I enjoy them all equally. I love music videos for the amount of creative freedom and room for experimentation. I love commercials for pushing the boundaries of telling concise stories in a limited amount of time. I love narrative for making a freaking movie and telling a story that people are going to see on a massive screen! I think each medium informs the others and I enjoy having a balanced career in all these disciplines.
Is there a single project that you are most proud of or have a special connection to? If so, why?
I would have to say a feature film I did in 2016 called ‘LA Times.' Michelle Morgan was the writer, director, and lead actor and is just an absolutely brilliant filmmaker and human. We wanted the film to feel as if Gordon Willis had shot a Wes Anderson film. Dark, romantic, but comically objective like Yorgos Lanthimos work. This film in particular has opened a lot of doors for me in the feature world and I’m extremely proud of what we accomplished on our modest budget. It premiered at Sundance earlier this year and will release in theatres later this Fall.
Where do you see yourself by the end of your career?
It’s a long ladder to climb but I hope I’ll still be shooting movies when I’m 70 or 80. I hope that one day I’ll be shooting memorable, groundbreaking, and universal stories. I don’t have a desire to do blockbuster films. I just want to tell good stories. Emotionally challenging films that make the audience feel something and maybe even second guess their own beliefs. I would also love to teach one day. That’s something that really interests me as well. Besides that, I hope the end of my career involves a nice beach someplace quiet with my wife.

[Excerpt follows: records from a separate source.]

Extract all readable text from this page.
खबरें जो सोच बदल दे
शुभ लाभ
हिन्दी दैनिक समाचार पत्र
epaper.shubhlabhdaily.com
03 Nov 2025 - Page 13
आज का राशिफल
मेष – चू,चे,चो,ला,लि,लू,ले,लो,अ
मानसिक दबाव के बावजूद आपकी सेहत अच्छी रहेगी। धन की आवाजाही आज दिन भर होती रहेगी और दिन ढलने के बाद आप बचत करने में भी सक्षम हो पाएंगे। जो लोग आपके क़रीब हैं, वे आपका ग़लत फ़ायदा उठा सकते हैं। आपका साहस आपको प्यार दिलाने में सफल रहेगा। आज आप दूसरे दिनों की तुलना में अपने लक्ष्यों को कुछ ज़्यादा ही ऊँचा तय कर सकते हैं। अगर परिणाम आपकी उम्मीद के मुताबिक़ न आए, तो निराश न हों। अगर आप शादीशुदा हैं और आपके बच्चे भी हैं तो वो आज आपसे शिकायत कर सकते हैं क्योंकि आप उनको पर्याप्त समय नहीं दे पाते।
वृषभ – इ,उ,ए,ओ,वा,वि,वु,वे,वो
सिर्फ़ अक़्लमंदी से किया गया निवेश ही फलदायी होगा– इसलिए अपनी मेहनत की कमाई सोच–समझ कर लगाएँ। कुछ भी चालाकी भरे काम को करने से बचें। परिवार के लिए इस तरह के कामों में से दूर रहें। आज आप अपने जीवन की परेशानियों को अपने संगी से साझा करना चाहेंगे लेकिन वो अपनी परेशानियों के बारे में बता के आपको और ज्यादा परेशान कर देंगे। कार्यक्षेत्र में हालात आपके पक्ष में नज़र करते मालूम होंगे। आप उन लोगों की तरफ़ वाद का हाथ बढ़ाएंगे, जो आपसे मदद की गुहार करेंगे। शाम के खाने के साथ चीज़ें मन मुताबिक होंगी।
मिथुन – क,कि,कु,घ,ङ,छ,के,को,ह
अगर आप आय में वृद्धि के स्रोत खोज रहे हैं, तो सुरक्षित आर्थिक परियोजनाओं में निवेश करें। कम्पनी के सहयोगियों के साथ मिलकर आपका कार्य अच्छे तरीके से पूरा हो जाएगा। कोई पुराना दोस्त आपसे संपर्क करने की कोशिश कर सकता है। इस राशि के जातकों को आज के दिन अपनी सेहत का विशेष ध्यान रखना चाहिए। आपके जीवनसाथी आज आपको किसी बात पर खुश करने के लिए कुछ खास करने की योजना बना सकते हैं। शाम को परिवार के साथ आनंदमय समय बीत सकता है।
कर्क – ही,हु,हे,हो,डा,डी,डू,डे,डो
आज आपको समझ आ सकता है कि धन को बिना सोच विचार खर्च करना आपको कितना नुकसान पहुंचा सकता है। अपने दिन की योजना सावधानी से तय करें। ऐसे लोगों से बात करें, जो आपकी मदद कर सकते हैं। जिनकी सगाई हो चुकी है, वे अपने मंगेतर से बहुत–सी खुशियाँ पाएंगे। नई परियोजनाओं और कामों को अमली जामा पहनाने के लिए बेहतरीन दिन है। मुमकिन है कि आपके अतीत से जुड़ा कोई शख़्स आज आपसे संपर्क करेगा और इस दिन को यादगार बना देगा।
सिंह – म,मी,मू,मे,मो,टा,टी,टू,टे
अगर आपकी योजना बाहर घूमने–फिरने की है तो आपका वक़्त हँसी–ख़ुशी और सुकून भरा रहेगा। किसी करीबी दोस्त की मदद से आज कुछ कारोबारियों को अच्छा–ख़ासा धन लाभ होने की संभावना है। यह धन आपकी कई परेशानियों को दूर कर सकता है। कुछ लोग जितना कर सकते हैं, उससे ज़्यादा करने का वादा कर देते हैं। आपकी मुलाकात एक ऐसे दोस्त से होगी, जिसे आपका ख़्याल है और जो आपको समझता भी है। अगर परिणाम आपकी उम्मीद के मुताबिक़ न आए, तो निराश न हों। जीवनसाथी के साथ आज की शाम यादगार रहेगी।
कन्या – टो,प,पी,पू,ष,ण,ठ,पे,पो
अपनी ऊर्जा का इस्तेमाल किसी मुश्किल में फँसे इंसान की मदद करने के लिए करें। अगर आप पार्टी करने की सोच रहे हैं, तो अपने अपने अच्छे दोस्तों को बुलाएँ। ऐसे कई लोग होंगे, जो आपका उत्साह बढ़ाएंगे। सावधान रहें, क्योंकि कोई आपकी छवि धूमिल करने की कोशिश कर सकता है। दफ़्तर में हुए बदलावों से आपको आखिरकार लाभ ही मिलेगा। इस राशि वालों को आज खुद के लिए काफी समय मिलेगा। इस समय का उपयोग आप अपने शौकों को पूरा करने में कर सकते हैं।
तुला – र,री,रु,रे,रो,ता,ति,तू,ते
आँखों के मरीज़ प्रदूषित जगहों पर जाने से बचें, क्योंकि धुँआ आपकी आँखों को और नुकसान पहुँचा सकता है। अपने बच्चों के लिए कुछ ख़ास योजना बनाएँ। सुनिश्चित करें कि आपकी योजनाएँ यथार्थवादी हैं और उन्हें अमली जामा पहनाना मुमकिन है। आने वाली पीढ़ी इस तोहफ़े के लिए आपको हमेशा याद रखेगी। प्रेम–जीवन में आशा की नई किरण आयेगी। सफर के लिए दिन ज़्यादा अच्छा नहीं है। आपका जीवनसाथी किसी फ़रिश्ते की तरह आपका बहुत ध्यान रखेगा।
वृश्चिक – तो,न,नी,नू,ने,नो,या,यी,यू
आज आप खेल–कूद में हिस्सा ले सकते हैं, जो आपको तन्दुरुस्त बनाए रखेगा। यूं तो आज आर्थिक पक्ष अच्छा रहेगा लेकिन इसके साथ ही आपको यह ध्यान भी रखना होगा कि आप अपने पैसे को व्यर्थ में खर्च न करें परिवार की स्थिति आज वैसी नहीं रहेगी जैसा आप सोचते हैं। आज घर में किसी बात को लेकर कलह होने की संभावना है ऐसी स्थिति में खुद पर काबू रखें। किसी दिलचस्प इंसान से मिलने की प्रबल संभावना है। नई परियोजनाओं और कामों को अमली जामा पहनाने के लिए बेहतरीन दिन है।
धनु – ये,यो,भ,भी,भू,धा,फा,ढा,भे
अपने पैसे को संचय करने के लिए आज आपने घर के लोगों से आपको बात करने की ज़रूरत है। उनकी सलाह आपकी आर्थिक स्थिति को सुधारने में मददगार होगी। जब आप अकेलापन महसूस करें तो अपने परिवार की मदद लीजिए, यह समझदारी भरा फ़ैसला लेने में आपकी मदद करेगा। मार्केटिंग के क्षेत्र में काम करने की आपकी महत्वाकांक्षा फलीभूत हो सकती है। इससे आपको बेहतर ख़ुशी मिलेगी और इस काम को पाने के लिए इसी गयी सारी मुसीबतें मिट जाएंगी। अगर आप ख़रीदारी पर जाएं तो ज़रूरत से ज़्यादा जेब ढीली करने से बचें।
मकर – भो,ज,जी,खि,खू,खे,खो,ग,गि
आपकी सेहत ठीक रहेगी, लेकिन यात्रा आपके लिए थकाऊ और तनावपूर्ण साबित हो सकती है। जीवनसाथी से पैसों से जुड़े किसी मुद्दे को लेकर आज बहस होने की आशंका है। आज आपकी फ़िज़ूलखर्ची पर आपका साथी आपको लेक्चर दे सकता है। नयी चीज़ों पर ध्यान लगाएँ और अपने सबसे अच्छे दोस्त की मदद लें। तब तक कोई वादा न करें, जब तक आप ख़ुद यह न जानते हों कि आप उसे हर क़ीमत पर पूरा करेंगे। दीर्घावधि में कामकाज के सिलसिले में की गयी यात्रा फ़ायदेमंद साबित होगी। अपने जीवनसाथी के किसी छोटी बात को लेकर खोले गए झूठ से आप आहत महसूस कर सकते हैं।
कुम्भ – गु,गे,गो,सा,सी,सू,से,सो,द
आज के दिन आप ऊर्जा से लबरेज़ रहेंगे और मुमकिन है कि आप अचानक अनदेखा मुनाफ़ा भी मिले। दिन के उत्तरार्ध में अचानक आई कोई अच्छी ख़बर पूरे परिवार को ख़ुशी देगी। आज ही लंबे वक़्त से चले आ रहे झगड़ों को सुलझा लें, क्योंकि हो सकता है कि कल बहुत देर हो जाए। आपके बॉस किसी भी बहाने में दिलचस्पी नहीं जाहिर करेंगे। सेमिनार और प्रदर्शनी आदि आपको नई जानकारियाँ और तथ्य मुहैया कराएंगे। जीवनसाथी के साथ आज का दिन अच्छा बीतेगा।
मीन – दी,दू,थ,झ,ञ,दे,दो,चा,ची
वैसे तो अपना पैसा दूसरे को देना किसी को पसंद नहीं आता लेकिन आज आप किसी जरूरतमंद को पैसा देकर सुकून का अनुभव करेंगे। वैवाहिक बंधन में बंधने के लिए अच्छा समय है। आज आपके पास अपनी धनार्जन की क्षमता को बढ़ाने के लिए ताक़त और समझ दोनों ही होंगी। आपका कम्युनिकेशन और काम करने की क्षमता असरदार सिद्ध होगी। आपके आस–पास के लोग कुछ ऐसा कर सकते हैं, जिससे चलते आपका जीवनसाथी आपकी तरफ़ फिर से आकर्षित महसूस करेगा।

If you have one piece of advice for young cinematographers entering the field, what would it be and why?
Work hard, be kind, get Inspired and just go for it. There is no right or wrong way to get there but you have to want it. Take risks and believe in yourself. Whenever possible, never take a job for the money. Don’t compare yourself to others. Focus on you. Find ways and take opportunities to shoot projects that represent the types of projects you want to do and represent who you are as a artist.